I tried with the following queries:
with wildcard:
{
"query": {
"bool": {
"must": [
{
"wildcard": {
"short_description": "*20?40?555*"
}
}
]
}
}
}
with regexp:
{
"query": {
"bool": {
"must": [
{
"regexp": {
"short_description": ".*20.*40.*555.*"
}
}
]
}
}
}
When the short attribute is ex 20x40x555
both of these working, but if I change the value to 20*40x555
it does not returns the document unfortunately.
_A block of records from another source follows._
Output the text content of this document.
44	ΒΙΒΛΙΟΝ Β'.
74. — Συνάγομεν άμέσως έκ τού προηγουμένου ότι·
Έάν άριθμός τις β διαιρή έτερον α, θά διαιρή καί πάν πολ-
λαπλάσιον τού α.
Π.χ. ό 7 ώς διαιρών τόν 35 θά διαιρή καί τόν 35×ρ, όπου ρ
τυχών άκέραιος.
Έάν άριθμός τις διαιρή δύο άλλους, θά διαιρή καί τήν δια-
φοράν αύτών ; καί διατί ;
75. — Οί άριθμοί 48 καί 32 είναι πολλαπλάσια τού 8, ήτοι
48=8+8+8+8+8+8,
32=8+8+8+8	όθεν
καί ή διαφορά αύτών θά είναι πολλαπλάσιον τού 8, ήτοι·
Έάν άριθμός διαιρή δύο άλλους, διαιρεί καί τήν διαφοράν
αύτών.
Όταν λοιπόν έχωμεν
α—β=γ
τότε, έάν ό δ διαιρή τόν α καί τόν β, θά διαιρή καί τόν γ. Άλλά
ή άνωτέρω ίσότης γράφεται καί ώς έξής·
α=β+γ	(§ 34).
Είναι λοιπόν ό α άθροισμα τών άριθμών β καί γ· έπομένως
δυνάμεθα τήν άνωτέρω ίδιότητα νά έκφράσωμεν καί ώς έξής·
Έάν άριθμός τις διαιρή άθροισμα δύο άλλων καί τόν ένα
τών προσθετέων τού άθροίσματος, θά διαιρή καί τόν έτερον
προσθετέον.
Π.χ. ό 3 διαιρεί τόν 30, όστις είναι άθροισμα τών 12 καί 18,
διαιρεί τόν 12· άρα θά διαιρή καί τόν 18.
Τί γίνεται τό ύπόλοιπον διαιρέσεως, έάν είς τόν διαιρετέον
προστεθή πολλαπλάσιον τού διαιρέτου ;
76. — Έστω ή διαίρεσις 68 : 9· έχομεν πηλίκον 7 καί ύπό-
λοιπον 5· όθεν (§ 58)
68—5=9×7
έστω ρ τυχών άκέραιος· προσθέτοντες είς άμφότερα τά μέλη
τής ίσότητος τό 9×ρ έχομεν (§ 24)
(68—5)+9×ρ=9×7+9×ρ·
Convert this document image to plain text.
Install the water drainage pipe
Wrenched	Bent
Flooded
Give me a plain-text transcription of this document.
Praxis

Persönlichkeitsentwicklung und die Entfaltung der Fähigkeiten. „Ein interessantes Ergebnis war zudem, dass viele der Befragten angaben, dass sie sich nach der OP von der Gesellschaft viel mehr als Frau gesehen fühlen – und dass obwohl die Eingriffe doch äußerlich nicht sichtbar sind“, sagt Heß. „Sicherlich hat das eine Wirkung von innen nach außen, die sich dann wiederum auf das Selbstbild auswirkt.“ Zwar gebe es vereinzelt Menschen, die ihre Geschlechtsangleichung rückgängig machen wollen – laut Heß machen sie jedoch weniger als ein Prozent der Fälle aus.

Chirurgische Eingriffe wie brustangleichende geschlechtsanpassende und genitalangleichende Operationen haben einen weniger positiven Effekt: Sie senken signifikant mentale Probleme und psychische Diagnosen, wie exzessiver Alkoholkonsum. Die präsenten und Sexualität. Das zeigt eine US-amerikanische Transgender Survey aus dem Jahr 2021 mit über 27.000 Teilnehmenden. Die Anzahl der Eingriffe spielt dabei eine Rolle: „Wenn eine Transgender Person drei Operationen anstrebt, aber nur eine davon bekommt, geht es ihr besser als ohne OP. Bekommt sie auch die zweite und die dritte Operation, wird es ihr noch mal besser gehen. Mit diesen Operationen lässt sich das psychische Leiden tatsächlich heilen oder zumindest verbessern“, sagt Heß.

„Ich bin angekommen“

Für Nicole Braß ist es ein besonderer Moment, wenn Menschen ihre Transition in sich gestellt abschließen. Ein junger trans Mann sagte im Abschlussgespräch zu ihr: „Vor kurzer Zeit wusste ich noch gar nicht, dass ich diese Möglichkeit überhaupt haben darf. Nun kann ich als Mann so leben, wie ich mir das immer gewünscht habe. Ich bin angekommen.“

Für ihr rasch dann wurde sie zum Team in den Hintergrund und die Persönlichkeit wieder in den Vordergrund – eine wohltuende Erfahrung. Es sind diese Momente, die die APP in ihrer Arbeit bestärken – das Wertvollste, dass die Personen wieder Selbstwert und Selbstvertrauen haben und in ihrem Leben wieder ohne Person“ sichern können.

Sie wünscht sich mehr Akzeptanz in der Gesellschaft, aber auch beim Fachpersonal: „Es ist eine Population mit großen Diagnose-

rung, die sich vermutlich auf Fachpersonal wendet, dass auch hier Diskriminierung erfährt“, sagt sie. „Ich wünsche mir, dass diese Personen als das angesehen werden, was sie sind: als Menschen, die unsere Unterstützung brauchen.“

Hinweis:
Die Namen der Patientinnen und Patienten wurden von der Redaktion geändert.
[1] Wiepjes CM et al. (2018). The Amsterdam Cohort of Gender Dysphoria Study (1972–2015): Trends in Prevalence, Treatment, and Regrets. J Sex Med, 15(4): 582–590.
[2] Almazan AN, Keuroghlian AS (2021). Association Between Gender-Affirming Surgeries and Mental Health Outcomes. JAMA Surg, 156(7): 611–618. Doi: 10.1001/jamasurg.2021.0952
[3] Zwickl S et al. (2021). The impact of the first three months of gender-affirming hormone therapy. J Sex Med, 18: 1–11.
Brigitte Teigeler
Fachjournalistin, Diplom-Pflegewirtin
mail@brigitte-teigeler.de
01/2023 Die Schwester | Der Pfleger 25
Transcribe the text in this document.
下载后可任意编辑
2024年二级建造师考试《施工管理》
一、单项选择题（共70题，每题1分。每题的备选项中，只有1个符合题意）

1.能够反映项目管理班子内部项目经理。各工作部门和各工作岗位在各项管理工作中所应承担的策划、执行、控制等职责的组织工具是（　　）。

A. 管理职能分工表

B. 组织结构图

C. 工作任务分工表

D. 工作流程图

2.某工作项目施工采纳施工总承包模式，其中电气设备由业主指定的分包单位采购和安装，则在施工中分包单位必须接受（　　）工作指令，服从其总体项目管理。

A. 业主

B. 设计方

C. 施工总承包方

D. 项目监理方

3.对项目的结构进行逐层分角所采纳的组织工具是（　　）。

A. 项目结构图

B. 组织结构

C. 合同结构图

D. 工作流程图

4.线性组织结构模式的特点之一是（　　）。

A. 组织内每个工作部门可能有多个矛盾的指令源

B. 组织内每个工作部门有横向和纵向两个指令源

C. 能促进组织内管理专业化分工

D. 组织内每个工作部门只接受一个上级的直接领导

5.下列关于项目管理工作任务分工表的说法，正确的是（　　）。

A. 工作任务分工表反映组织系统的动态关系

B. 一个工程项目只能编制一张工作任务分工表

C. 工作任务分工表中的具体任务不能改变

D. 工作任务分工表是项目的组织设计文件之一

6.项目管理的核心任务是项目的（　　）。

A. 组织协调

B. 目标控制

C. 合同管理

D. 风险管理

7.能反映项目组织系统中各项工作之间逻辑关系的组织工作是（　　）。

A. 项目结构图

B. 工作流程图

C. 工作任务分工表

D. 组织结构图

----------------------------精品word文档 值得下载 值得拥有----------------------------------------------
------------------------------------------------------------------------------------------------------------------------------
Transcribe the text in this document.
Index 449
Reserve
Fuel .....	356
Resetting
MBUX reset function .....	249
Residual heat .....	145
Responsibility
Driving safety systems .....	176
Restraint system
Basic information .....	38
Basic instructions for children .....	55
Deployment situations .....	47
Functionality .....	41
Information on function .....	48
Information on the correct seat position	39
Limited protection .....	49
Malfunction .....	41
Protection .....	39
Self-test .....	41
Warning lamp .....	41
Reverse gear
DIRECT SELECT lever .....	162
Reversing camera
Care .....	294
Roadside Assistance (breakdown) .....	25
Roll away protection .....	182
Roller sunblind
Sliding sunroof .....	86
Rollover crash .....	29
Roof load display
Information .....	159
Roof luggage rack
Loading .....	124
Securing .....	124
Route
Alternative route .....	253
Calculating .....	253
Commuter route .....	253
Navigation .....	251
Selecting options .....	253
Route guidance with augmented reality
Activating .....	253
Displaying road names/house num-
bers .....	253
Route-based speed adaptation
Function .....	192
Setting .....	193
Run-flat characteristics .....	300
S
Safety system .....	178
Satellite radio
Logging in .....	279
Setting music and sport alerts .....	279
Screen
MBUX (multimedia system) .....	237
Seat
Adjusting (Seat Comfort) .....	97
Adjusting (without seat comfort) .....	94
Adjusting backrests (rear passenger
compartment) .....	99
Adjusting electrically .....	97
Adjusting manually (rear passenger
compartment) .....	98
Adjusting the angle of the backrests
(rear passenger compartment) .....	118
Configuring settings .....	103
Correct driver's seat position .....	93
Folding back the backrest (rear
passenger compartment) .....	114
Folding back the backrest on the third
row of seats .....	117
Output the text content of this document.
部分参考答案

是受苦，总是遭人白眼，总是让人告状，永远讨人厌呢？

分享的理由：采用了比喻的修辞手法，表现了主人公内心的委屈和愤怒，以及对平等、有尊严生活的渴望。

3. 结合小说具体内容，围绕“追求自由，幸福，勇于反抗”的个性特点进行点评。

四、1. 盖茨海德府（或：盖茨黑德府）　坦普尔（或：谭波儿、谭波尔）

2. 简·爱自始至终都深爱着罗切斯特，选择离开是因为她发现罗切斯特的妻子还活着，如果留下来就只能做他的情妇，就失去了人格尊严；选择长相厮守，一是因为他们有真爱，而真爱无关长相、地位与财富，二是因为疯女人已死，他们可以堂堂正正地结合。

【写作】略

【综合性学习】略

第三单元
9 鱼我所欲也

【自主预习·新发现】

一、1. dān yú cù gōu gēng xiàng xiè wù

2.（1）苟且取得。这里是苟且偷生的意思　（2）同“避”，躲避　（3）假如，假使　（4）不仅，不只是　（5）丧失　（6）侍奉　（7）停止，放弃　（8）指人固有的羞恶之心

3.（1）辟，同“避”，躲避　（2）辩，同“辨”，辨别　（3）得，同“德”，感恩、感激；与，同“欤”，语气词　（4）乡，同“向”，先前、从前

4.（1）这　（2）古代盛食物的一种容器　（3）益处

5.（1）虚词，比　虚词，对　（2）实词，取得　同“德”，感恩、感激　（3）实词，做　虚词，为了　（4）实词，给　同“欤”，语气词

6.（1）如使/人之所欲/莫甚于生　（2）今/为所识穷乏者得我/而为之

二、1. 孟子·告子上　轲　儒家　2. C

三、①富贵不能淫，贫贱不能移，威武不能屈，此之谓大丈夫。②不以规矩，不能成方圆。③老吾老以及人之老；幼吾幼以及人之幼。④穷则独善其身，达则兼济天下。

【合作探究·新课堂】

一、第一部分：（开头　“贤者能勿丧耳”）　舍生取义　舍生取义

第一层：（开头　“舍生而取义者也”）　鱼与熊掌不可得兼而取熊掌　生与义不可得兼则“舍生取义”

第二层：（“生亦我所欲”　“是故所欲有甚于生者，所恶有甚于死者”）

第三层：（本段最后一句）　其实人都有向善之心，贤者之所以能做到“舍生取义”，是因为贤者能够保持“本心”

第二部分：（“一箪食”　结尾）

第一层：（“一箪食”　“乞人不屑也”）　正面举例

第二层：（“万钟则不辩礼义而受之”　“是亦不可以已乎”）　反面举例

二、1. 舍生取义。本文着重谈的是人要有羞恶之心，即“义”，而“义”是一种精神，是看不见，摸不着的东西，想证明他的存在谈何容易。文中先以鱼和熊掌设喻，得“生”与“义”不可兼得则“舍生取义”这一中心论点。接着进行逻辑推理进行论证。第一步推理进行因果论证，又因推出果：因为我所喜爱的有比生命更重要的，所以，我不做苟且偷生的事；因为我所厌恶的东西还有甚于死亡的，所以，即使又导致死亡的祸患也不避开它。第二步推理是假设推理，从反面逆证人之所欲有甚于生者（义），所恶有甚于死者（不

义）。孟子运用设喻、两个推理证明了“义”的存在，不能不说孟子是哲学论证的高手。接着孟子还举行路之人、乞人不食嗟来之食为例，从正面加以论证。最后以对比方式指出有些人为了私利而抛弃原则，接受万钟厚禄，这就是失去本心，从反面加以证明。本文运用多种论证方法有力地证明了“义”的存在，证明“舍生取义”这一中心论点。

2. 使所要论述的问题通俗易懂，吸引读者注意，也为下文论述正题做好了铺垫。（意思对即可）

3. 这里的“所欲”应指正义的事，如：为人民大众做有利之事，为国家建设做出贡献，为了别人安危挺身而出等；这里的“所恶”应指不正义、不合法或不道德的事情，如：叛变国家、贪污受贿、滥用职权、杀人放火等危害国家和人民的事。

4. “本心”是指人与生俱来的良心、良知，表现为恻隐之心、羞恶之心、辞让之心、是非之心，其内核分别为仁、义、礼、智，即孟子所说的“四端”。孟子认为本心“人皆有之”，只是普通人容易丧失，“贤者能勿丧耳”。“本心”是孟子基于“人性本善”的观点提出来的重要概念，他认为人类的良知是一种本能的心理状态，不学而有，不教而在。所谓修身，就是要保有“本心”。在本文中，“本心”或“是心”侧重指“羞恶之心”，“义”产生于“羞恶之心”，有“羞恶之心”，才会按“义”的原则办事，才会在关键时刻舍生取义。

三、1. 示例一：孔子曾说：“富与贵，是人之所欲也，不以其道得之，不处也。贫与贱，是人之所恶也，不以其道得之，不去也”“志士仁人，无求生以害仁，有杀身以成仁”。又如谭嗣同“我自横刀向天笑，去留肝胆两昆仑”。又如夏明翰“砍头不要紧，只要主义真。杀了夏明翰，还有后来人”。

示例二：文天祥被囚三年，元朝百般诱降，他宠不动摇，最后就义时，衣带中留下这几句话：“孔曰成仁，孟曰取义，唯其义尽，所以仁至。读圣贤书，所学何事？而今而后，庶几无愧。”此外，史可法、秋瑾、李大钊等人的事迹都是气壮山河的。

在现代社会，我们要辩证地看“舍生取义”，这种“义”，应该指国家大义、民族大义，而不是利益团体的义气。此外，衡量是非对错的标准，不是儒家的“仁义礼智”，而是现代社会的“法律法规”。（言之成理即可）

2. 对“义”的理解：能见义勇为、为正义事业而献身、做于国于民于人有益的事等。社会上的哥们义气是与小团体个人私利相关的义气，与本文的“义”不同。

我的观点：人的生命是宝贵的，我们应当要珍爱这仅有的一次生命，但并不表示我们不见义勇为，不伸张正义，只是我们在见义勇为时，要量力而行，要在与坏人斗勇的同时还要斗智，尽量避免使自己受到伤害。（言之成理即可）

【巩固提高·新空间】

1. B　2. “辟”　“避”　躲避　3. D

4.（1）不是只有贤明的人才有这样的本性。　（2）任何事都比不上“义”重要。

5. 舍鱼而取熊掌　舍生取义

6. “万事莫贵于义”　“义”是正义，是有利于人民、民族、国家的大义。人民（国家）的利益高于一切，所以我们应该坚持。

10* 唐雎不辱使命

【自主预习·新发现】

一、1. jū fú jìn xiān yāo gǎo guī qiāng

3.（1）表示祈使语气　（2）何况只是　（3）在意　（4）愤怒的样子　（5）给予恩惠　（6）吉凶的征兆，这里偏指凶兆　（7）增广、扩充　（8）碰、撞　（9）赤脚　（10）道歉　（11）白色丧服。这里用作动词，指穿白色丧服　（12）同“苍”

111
How can I achieve to get results when the value of the sort_description is eg. 20*40x555
? Thanks!
Assuming that you are using standard analyzer to index the "*" is no longer present in the index. The text 20*40x555
is indexed as two tokens 20
and 40x555
. The simplest way to make *
interchangeable with x
is to replace it with x
during the indexing operations by using patter_replace
filter. Here is a simple example that illustrates this idea:
DELETE test
PUT test
{
"settings": {
"analysis": {
"char_filter": {
"asterisk_to_x": {
"type": "pattern_replace",
"pattern": "(\\S)\\*(\\S)",
"replacement": "$1x$2"
}
},
"analyzer": {
"custom_analyzer": {
"tokenizer": "keyword",
"char_filter": ["asterisk_to_x"],
"filter": ["lowercase"]
}
}
}
},
"mappings": {
"properties": {
"short_description": {
"type": "text",
"analyzer": "custom_analyzer"
}
}
}
}
POST test/_bulk?refresh
{ "index": { "_id": "1" } }
{"short_description":"20x40*555"}
POST test/_search
{
"query": {
"bool": {
"must": [
{
"match": {
"short_description": "20X40X555"
}
}
]
}
}
}